The predictive capability of the CD-KF model could be used to design an advanced control system, based on the dynamic tuning of the oxygen supply, taking into account the residence time of the raceway, which was about 45 min. Therefore, a 1-h ahead prediction of the oxygen demand could already provide a useful input to such a system. Furthermore, the model output and, in particular, the innovation time series could provide relevant information for the quality control of the observations: such system could be very relevant for avoiding false alarms, in case sudden drops of DO concentration due to random fluctuation of the signal rather than to a real and potentially dangerous decrease due, for example, to a failure in the supply system. In practice, it may not be easy to identify random outliers by visual inspection or statistic on DO, and it could be easier to process the innovation, which, as can be seen in Fig. 3, shifts from highly positive to highly negative peaks when the observed DO (see Fig. 2a) suddenly drops but then goes back to acceptable levels. Since the parameter R15 has a physiological interpretation, as long as data are collected, it would be possible to establish a relative innovation threshold, for example, 2 times the standard deviation estimated on a representative data set, beyond which the observation is regarded as not reliable or suspicious.

Conclusion

The implementation of aquafarm management practices based on the PFF approach requires the development of dynamic models for connecting the response of the “animal variables” to change in the environmental variables and control systems. Modelling approaches based on data assimilation perfectly fits this framework, as they allow one to update the estimates also of unobservable variables, based on real-time processing of the available observation.
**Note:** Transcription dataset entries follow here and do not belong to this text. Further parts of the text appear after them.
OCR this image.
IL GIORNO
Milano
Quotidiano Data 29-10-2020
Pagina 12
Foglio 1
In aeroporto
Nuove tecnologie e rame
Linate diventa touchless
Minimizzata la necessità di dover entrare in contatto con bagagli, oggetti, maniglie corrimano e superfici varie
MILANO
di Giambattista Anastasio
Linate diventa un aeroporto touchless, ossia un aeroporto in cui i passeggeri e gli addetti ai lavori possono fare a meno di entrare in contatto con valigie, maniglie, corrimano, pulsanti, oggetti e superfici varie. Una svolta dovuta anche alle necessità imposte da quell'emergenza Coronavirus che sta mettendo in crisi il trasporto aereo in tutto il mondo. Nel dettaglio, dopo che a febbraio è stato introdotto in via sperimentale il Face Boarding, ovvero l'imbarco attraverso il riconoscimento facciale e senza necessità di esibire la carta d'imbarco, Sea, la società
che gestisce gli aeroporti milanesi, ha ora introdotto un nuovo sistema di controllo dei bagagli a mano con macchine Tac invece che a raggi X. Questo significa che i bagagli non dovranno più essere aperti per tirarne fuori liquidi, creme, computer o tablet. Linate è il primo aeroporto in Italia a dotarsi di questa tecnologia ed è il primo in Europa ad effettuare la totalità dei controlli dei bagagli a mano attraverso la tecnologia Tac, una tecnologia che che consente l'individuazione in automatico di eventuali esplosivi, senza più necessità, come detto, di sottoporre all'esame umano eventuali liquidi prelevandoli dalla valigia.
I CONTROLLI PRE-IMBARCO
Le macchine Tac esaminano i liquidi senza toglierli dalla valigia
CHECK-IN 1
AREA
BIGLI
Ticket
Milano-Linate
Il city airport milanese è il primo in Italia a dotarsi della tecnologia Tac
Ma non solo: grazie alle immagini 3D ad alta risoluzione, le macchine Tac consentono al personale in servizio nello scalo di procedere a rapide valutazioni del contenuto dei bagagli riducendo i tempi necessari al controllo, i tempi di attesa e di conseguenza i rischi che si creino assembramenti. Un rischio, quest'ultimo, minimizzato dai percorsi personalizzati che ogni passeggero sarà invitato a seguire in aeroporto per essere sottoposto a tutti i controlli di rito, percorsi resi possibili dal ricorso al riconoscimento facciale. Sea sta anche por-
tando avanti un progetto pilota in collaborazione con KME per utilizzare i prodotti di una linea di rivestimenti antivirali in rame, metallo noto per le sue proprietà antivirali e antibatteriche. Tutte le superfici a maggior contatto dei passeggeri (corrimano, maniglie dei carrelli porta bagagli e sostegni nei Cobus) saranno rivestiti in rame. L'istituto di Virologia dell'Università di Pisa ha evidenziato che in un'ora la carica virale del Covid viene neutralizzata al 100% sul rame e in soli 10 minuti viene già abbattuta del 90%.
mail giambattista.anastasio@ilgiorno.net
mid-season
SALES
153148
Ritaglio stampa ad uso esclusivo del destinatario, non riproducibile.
To our knowledge, data assimilation was not previously applied to the estimation of fish respiration rate, a parameter that can hardly be measured in a real faming system. This task was accomplished using a basic version of the continuous-discrete Kalman filter, one of the simplest and most computationally efficient data assimilation method. Its application showed that it is possible to forecast the DO concentration in a trout raceway, as well as to obtain a dynamic estimate the fish respiration rate, using a model with a simple mechanistic component. The model was tested on a comprehensive data set, collected at a rainbow trout farm during a 1-month-long monitoring survey: during this period of time, the feeding regime drastically changed, from fasting to feeding the full ration recommended by the feeding tables. In spite of that, the model provided DO forecasts consistent with measurements as well as the mean and standard deviation of the respiration rate which were in line with the literature, without any need to retune the parameters. Furthermore, the CD-KF algorithm allowed to estimate changes in the mean daily respiration, correlated to the feed ration, as well as a consistent daily pattern, due to the interplay of the circadian rhythm of the fish metabolism and the time of feeding. The model results were also compared with those obtained using a more complex mechanistic model, in which the daily changes of the fish respiration rate were simulated using a sinusoidal function, thus introducing two more but time-invariant parameters. As the model here presented performed better, we believe that the introduction of data-driven stochastic component in a simpler mechanistic model is a more efficient and robust solution to the problem of estimating fish oxygen demand and predicting DO concentration in a real-world land-based aquafarm.

The results presented in this paper suggests that this flexible modelling approach provides robust predictions of the respiration rate without the need of retuning the model in relations to changes in the feeding regime, in terms of quantity, i.e. daily ration, but also quality. This opens the way to the design and implementation of dynamic and efficient control system of the oxygen supply, which could be easily automatized. Such a system could contribute to the improvement of farm’s sustainability: besides reducing the management costs, it may also lead to improve fish welfare and appetite, as sudden drops in the DO concentration could be avoided by matching the estimated demand with the supply.